- The G-7 mulls over sanctions on Russian diamond exports, a move that could hike up prices of these precious stones.
- Despite other sanctions following Russia's invasion of Ukraine, the diamond trade has so far remained untouched, with Russia pulling in $4.7 billion from diamond exports in 2021.
- The European diamond industry fears the potential shift of diamond trade to other markets, like Dubai, and the G-7 is considering the use of technology to trace the origin of diamonds.
Picture the swanky, luxurious world of diamonds – beautiful, rare, and ever so precious. Now imagine a sudden hiccup in this glittering universe, brought to you by the G-7, the globe's seven most innovative economies.
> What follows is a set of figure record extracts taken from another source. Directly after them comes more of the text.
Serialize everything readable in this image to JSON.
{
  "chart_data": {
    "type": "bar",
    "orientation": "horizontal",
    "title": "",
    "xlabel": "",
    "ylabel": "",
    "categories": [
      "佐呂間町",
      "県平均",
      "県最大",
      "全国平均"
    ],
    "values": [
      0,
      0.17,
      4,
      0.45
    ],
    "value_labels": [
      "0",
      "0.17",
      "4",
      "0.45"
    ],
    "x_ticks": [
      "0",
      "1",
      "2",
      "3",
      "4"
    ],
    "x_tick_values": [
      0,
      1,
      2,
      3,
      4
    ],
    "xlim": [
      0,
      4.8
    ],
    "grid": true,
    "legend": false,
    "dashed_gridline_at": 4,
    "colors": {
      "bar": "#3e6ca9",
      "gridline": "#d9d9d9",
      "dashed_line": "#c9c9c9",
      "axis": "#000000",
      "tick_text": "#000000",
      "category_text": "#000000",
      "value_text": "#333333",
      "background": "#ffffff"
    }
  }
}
They're contemplating a move that could shake up the diamond market quite a bit, potentially hiking up the price of these sparkling rocks. The culprit? Possible sanctions on Russia's diamond exports. It's like the plot of a Hollywood movie, isn't it?
Since last year's full-scale invasion of Ukraine by Russia, their diamond trade has largely been untouched by international sanctions. This, despite Ukraine and some European countries pushing for it, alongside several rounds of sanctions targeting Russia's energy exports, banks, and billionaires. In 2021, Russia pocketed a cool $4.7 billion from diamond exports, making it the world's eighth-largest diamond exporter. Fun fact: diamonds aren't just for making you look fabulous. These rocks are also used in drilling, dentistry, and computers.
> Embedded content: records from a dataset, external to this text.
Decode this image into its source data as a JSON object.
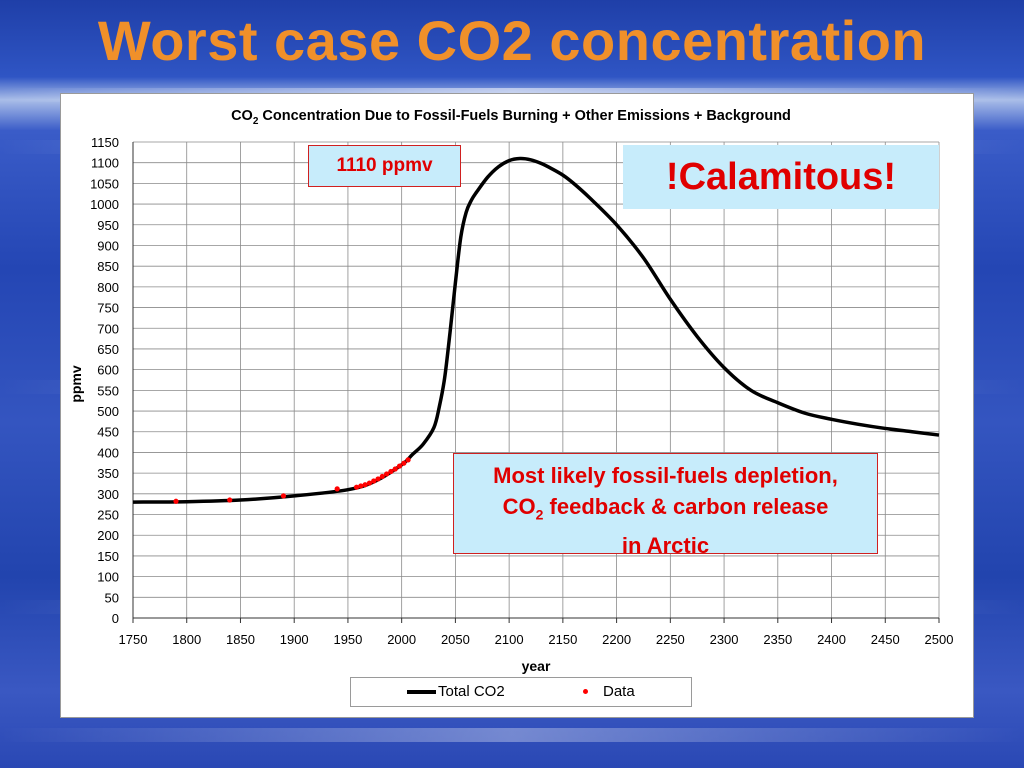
{
  "slide": {
    "title": "Worst case CO2 concentration"
  },
  "callouts": {
    "peak": "1110 ppmv",
    "calamitous": "!Calamitous!",
    "note_line1": "Most likely fossil-fuels depletion,",
    "note_line2_pre": "CO",
    "note_line2_sub": "2",
    "note_line2_post": " feedback & carbon release",
    "note_line3": "in Arctic"
  },
  "chart_data": {
    "type": "line",
    "title_pre": "CO",
    "title_sub": "2",
    "title_post": " Concentration Due to Fossil-Fuels Burning + Other Emissions + Background",
    "xlabel": "year",
    "ylabel": "ppmv",
    "xlim": [
      1750,
      2500
    ],
    "ylim": [
      0,
      1150
    ],
    "xticks": [
      1750,
      1800,
      1850,
      1900,
      1950,
      2000,
      2050,
      2100,
      2150,
      2200,
      2250,
      2300,
      2350,
      2400,
      2450,
      2500
    ],
    "yticks": [
      0,
      50,
      100,
      150,
      200,
      250,
      300,
      350,
      400,
      450,
      500,
      550,
      600,
      650,
      700,
      750,
      800,
      850,
      900,
      950,
      1000,
      1050,
      1100,
      1150
    ],
    "grid": true,
    "legend_position": "bottom",
    "series": [
      {
        "name": "Total CO2",
        "type": "line",
        "color": "#000000",
        "x": [
          1750,
          1800,
          1850,
          1900,
          1950,
          1975,
          2000,
          2010,
          2020,
          2030,
          2035,
          2040,
          2045,
          2050,
          2055,
          2060,
          2065,
          2070,
          2080,
          2090,
          2100,
          2110,
          2120,
          2130,
          2140,
          2150,
          2160,
          2175,
          2200,
          2225,
          2250,
          2275,
          2300,
          2325,
          2350,
          2375,
          2400,
          2425,
          2450,
          2475,
          2500
        ],
        "y": [
          280,
          281,
          285,
          295,
          310,
          330,
          370,
          395,
          420,
          460,
          510,
          580,
          690,
          810,
          920,
          980,
          1010,
          1030,
          1065,
          1090,
          1105,
          1110,
          1107,
          1098,
          1085,
          1070,
          1050,
          1015,
          950,
          870,
          770,
          680,
          605,
          550,
          520,
          495,
          480,
          468,
          458,
          450,
          442
        ]
      },
      {
        "name": "Data",
        "type": "scatter",
        "color": "#ff0000",
        "x": [
          1790,
          1840,
          1890,
          1940,
          1958,
          1962,
          1966,
          1970,
          1974,
          1978,
          1982,
          1986,
          1990,
          1994,
          1998,
          2002,
          2006
        ],
        "y": [
          282,
          285,
          295,
          312,
          316,
          319,
          322,
          326,
          331,
          336,
          342,
          348,
          354,
          360,
          367,
          374,
          382
        ]
      }
    ]
  }
}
Some nations, like Belgium, which buys a ton of Russian diamonds, want a "global approach" to these potential sanctions. They're wary of the potential fallout of an EU-specific measure that might leave them holding the bag. As Edward Gardner, a commodities economist at Capital Economics, puts it, "Russia could simply divert its exports to non-participating countries," making the sanction less effective.
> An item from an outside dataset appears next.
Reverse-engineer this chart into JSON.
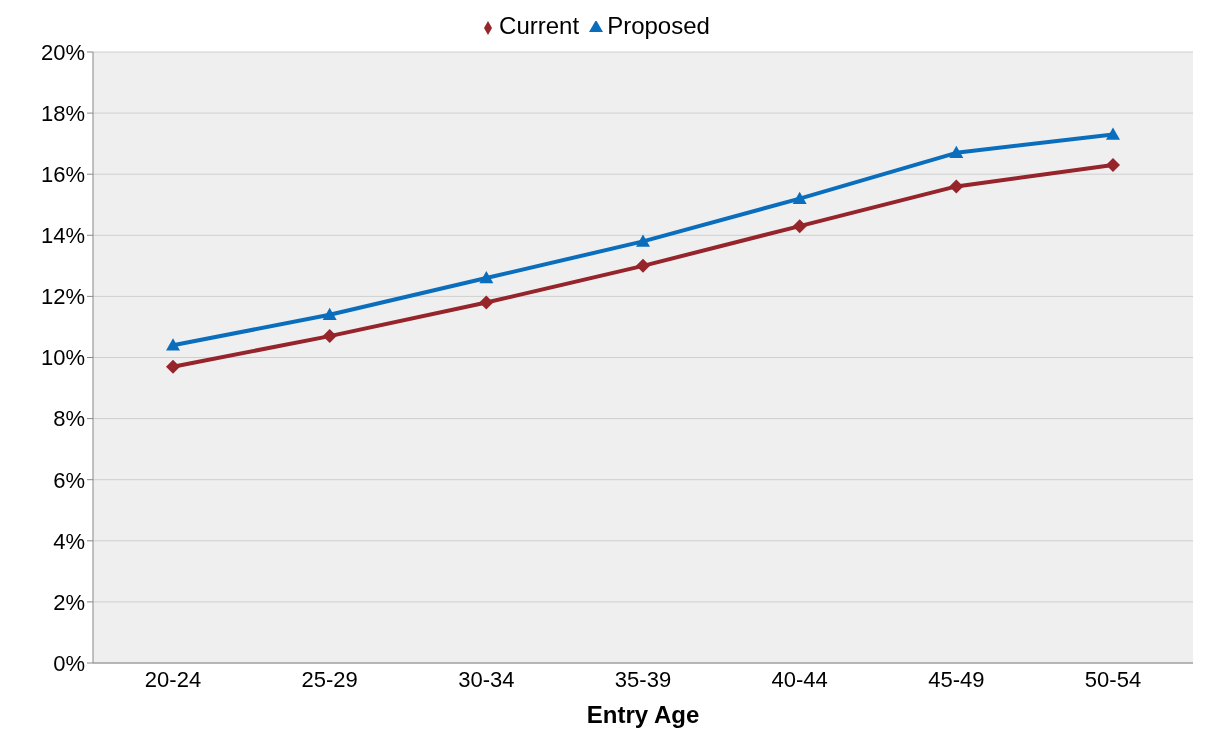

The stakes are high. If these sanctions are enforced in a way that makes dodging them tough, we could see less Russian bling on the market and higher prices. The European diamond industry is understandably nervous about the prospect of paying more for diamonds and the potential shift of diamond trade to other markets, like Dubai.
So, how does one ensure that these sanctions hit the intended target without backfiring? The G-7 is contemplating using technology to trace the original source of the stones. After all, sanctions on Russian diamonds may be inevitable. As Belgium-based researcher Hans Merket says, "If it is not in the next package, then the one after that."